Os sinais de alerta que devem ser valorizados incluem tosse persistente ou alteração do padrão habitual da tosse, tosse com expetoração sanguinolenta, falta de ar progressiva, dor torácica persistente, rouquidão, perda de peso inexplicada, cansaço extremo e infeções respiratórias recorrentes.
O tabagismo é o principal fator de risco para o desenvolvimento deste tipo de cancro, embora este possa surgir em pessoas sem historial tabágico. Outros fatores relevantes são a exposição ao fumo passivo, a poluição do ar, especialmente em zonas urbanas, a exposição ocupacional a substâncias como o amianto, sílica, radão e outros agentes químicos, bem como a história familiar e fatores genéticos.
Nos últimos anos, registaram-se avanços significativos no tratamento do cancro do pulmão, nomeadamente com a identificação de alterações moleculares específicas que permitiram o desenvolvimento de terapias alvo, altamente eficazes em subgrupos de doentes. A imunoterapia revolucionou o tratamento, possibilitando respostas duradouras e melhoria da sobrevivência. Também houve progressos nas técnicas cirúrgicas, na radioterapia e no diagnóstico molecular, tornando os tratamentos mais personalizados e eficazes. Contudo, o acesso equitativo a estes cuidados continua a ser um desafio.

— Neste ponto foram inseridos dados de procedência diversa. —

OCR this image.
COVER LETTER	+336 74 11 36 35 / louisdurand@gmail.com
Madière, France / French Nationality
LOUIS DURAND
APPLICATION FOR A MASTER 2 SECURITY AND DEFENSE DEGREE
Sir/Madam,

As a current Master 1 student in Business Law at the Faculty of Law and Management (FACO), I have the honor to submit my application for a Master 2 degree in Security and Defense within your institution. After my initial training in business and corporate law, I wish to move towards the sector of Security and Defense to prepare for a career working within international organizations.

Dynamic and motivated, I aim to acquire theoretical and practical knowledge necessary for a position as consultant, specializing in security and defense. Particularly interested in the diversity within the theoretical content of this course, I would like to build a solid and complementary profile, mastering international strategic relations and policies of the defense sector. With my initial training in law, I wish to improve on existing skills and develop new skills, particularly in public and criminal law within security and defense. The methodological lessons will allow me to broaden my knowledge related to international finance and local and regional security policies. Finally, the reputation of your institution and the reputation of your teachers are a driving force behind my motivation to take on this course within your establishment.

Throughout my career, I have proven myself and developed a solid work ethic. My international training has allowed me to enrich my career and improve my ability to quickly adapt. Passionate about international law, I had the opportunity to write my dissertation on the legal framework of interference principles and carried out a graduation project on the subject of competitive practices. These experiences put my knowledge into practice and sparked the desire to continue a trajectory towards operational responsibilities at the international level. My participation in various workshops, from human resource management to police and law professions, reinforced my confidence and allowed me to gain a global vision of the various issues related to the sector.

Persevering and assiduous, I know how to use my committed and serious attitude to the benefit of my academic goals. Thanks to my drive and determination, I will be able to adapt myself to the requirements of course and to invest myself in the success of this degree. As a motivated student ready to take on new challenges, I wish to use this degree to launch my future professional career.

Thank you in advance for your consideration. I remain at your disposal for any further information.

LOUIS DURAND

A SPP destaca a importância de sensibilizar a população para os fatores de risco, promover comportamentos preventivos e reforçar a necessidade de políticas públicas eficazes, nomeadamente no controlo do tabagismo e da poluição ambiental. A implementação de programas de rastreio é igualmente fundamental para melhorar o diagnóstico precoce e, consequentemente, a sobrevivência dos doentes.